Broadcasting climate indices

Added by Gruel Axles 12 months ago

What is the recommended approach to calculate ECASU - Summer days index per time period for multiple temperature thresholds?

Intuitively I want to broadcast the greater than comparison over an array of constants rather than a single constant. Is this possible with CDO Indices?

Replies (6)

RE: Broadcasting climate indices - Added by Gruel Axles 12 months ago

Thanks for the quick response. I had seen the documentation, but I’m still not clear on the best approach to computing the ECASU index for multiple threshold values. The documentation says T is an integer, so can it only be done for a single threshold at a time? And multiple thresholds requires running the command multiple times, which duplicates all the I/O? Just looking for a way to avoid all the extra I/O for computing multiple threshold values. I don’t mind bypassing the eca_su operator and manually crafting the index calculation using more primitive operators that can handle broadcasting.

RE: Broadcasting climate indices - Added by Gruel Axles 12 months ago

Gruel Axles wrote in RE: Broadcasting climate indices:

Thanks for the quick response. I had seen the documentation, but I’m still not clear on the best approach to computing the ECASU index for multiple threshold values. The documentation says T is an FLOAT, so can it only be done for a single threshold at a time? And multiple thresholds requires running the command multiple times, which duplicates all the I/O? Just looking for a way to avoid all the extra I/O for computing multiple threshold values. I don’t mind bypassing the eca_su operator and manually crafting the index calculation using more primitive operators that can handle broadcasting.

RE: Broadcasting climate indices - Added by Ralf Mueller 12 months ago

There is no way to calculate the index for multiple thresholds at once. you have to create additional output (a single 2d field).

BTW: i don't understand the term broadcasting in that context.


RE: Broadcasting climate indices - Added by Gruel Axles 12 months ago

Ah sorry.

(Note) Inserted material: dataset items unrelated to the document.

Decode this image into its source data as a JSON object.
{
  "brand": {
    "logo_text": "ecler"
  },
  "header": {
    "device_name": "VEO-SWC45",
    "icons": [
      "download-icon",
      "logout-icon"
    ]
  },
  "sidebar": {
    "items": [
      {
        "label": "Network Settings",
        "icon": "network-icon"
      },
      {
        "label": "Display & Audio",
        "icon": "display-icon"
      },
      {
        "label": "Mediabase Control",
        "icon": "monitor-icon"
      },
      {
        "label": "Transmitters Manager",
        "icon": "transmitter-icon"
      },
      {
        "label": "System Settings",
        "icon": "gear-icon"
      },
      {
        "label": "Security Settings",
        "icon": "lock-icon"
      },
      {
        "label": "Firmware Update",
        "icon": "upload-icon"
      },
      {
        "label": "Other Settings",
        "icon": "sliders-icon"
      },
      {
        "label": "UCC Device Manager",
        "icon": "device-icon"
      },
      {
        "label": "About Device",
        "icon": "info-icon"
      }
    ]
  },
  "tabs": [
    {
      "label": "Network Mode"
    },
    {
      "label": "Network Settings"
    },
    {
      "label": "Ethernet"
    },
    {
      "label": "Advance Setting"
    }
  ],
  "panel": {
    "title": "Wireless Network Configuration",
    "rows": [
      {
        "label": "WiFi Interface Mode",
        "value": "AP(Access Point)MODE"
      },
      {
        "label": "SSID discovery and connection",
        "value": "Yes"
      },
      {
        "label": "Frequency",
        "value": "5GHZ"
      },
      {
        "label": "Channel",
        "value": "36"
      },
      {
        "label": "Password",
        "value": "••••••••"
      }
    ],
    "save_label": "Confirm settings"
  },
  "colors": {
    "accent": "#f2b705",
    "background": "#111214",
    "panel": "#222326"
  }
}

I use broadcasting in the way NumPy describes

So if you have a size (M,N) 2D array of temperature data and a size (Q,) 1D array of threshold values, then the operation

T_data > T_thresh

will be broadcasted, resulting in a 3D array of size (M, N, Q) where each slice in the Q dimension represents the comparison with each constant in the threshold array independently.

RE: Broadcasting climate indices - Added by Ralf Mueller 12 months ago

I see. In the case of ecasu, the operation is a reduction of the time dimension (T(time,lon,lat) -> ecasu(lon,lat,T) Sure, you can save multiple results in a single array. But in the same way you can merge each output file (for each given T threshold) into a single file. The algorithm itself will not be parallelized in any way with CDO. Instead you could run multiple CDO commands for process-level parallelization.

You can rewrite the whole implementation with dask to ad the parallelization within a single process, but writing it will take time and I doubt there will be any performance benefit left in the end.

If you want to avoid IO-overhead, you can use /dev/shm on linux systems. It's limited in terms of space, but very fast.